Reporting pays par pays : la proposition lacunaire de la Commission européenne
Une semaine après les premières révélations des « Panama Papers », la Commission européenne publie une proposition de reporting pays par pays public en demi-teinte qui ne permettra pas de relever le défi de la transparence, pourtant cruciale dans la lutte contre l’évasion fiscale.
La proposition de directive de la Commission européenne s’applique aux entreprises multinationales ayant des activités au sein de l’Union européenne mais ne concerne que celles dont le chiffre d’affaires est supérieur à 750 millions d’euros, excluant de facto, selon l’OCDE [[Voir p.4 du document ‘Action 13: Guidance on the Implementation of Transfer Pricing Documentation and Country-by-Country Reporting’ (OECD 2015) http://www.oecd.org/ctp/beps-action-13-guidance-implementation-tp-documentation-cbc-reporting.pdf]], entre 85 % et 90% des entreprises multinationales. Plus grave encore, ces entreprises ne seront obligées de publier des informations concernant leurs activités et les impôts qu’elles payent uniquement dans les pays de l’Union européenne où elles sont implantées et dans les paradis fiscaux figurant sur la liste de l’UE[[La nouvelle liste des paradis fiscaux de l’Union européenne devrait être publiée dans le courant de l’année]].

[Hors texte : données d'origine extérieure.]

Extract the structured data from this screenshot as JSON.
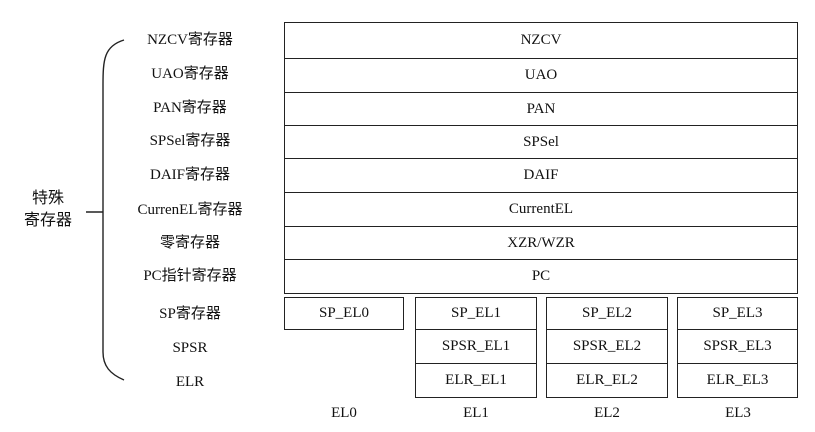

« Avec le scandale des Panama Papers, nous pouvions nous attendre à des mesures beaucoup plus ambitieuses. Or cette proposition est extrêmement décevante. Elle ne devrait même pas s’appeler « reporting pays par pays » car l’obligation de reporting ne concerne que les Etats membre de l’UE et une poignée de paradis fiscaux : les entreprises pourront toujours cacher leurs profits dans des paradis fiscaux comme la Suisse ou les Etats-Unis qui pour des raisons politiques, ne risquent pas d’être blacklistés par l’UE», déclare Lucie Watrinet, chargée de plaidoyer financement du développement au CCFD-Terre Solidaire.
« Cette proposition est d’autant plus incompréhensible qu’une obligation de reporting complet existe déjà depuis 2013, pour les banques européennes : ces dernières doivent rendre publiques des informations dans tous les pays où elles ont des activités. Pourquoi n’avoir tout simplement pas élargi cette obligation à l’ensemble des entreprises multinationales ? », s’interroge Lucie Watrinet.

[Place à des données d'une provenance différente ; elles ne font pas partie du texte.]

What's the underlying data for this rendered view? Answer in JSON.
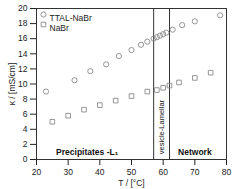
{
  "chart_data": {
    "type": "scatter",
    "x_label": "T / [°C]",
    "y_label": "κ / [mS/cm]",
    "xlim": [
      20,
      80
    ],
    "xticks": [
      20,
      30,
      40,
      50,
      60,
      70,
      80
    ],
    "ylim": [
      0,
      20
    ],
    "yticks": [
      0,
      2,
      4,
      6,
      8,
      10,
      12,
      14,
      16,
      18,
      20
    ],
    "legend": "upper left",
    "series": [
      {
        "name": "TTAL-NaBr",
        "color": "#8a8a8a",
        "marker": "circle",
        "x": [
          23,
          32,
          37,
          42,
          46,
          50,
          53,
          55,
          57,
          58,
          59,
          60,
          61,
          63,
          66,
          70,
          78
        ],
        "values": [
          9.0,
          10.5,
          11.7,
          12.6,
          13.7,
          14.5,
          15.2,
          15.6,
          16.0,
          16.2,
          16.4,
          16.6,
          16.8,
          17.2,
          17.8,
          18.3,
          19.1
        ]
      },
      {
        "name": "NaBr",
        "color": "#8a8a8a",
        "marker": "square",
        "x": [
          25,
          30,
          35,
          40,
          45,
          50,
          55,
          58,
          60,
          62,
          65,
          70,
          75
        ],
        "values": [
          5.0,
          5.8,
          6.6,
          7.2,
          7.8,
          8.4,
          9.0,
          9.2,
          9.5,
          9.8,
          10.2,
          10.8,
          11.5
        ]
      }
    ],
    "phase_boundaries": [
      57,
      62
    ],
    "annotations": [
      {
        "text": "Precipitates -L₁",
        "x": 36,
        "y": 0.9
      },
      {
        "text": "vesicle-Lamellar",
        "x": 59.5,
        "y": 4.3
      },
      {
        "text": "Network",
        "x": 70,
        "y": 0.9
      }
    ]
  }
}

Cette proposition exclut également les pays en développement qui perdent chaque année au moins 100 milliards de dollars à cause des pratiques d’évasion fiscale des multinationales. En effet, à moins de figurer dans la liste des paradis fiscaux de l’Union européenne, ces pays n’auront pas accès aux informations concernant les activités et les impôts payés par les multinationales chez eux. « Il est intolérable que les pays en développement soient à nouveau mis de côté dans la lutte contre l’évasion fiscale. Sans ces informations cruciales ils ne pourront pas récupérer l’argent de l’évasion fiscale des entreprises, pourtant essentiel à leur développement », souligne Lucie Watrinet.

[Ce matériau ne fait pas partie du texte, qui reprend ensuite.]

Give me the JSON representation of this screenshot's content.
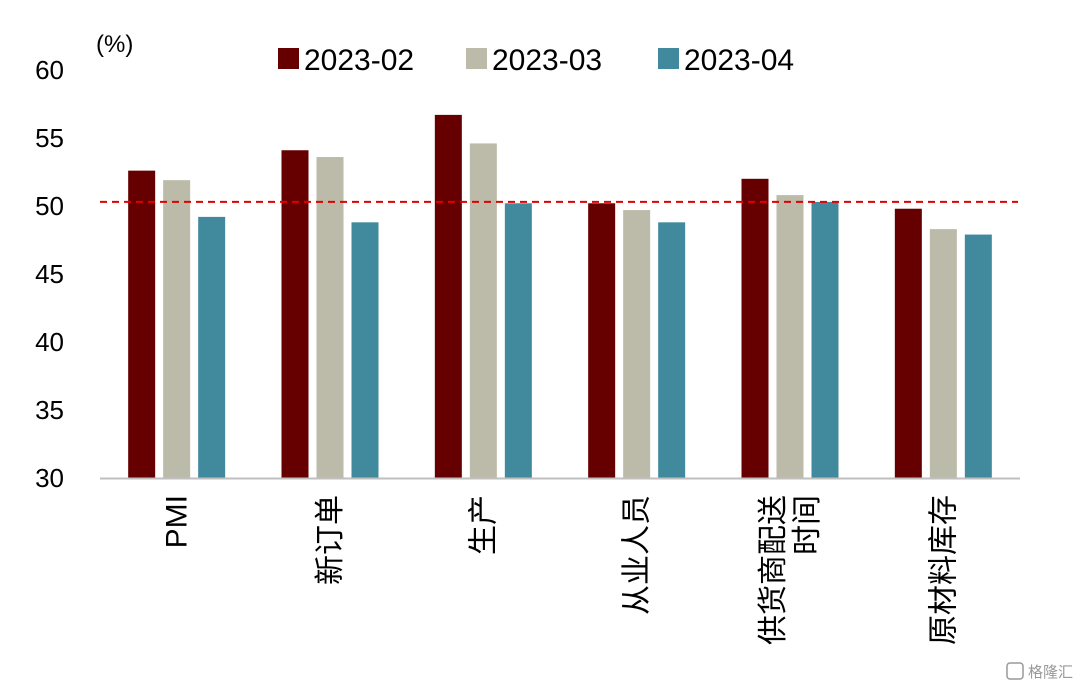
{
  "chart_data": {
    "type": "bar",
    "unit_label": "(%)",
    "categories": [
      "PMI",
      "新订单",
      "生产",
      "从业人员",
      "供货商配送时间",
      "原材料库存"
    ],
    "category_lines": [
      [
        "PMI"
      ],
      [
        "新订单"
      ],
      [
        "生产"
      ],
      [
        "从业人员"
      ],
      [
        "供货商配送",
        "时间"
      ],
      [
        "原材料库存"
      ]
    ],
    "series": [
      {
        "name": "2023-02",
        "color": "#660000",
        "values": [
          52.6,
          54.1,
          56.7,
          50.2,
          52.0,
          49.8
        ]
      },
      {
        "name": "2023-03",
        "color": "#BCBAA8",
        "values": [
          51.9,
          53.6,
          54.6,
          49.7,
          50.8,
          48.3
        ]
      },
      {
        "name": "2023-04",
        "color": "#418A9E",
        "values": [
          49.2,
          48.8,
          50.2,
          48.8,
          50.3,
          47.9
        ]
      }
    ],
    "ylim": [
      30,
      60
    ],
    "yticks": [
      30,
      35,
      40,
      45,
      50,
      55,
      60
    ],
    "reference_line": {
      "value": 50.3,
      "color": "#E00000",
      "style": "dashed"
    },
    "legend_position": "top",
    "grid": false
  },
  "watermark": "格隆汇"
}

Le CCFD-Terre Solidaire demande au Parlement européen et aux Etats membres de l’UE de modifier la proposition de la Commission européenne afin que les multinationales soient obligées de publier des informations concernant leurs activités et les impôts qu’elles payent dans tous les pays où elles sont implantées.
Le CCFD-Terre Solidaire rappelle également que tant qu’un reporting pays par pays public permettant une véritable transparence ne sera pas adopté, des citoyens continueront à faire les frais de la confidentialité à l’instar d’Antoine Deltour, le lanceur d’alerte du Luxleaks, dont le procès s’ouvrira le 26 avril prochain.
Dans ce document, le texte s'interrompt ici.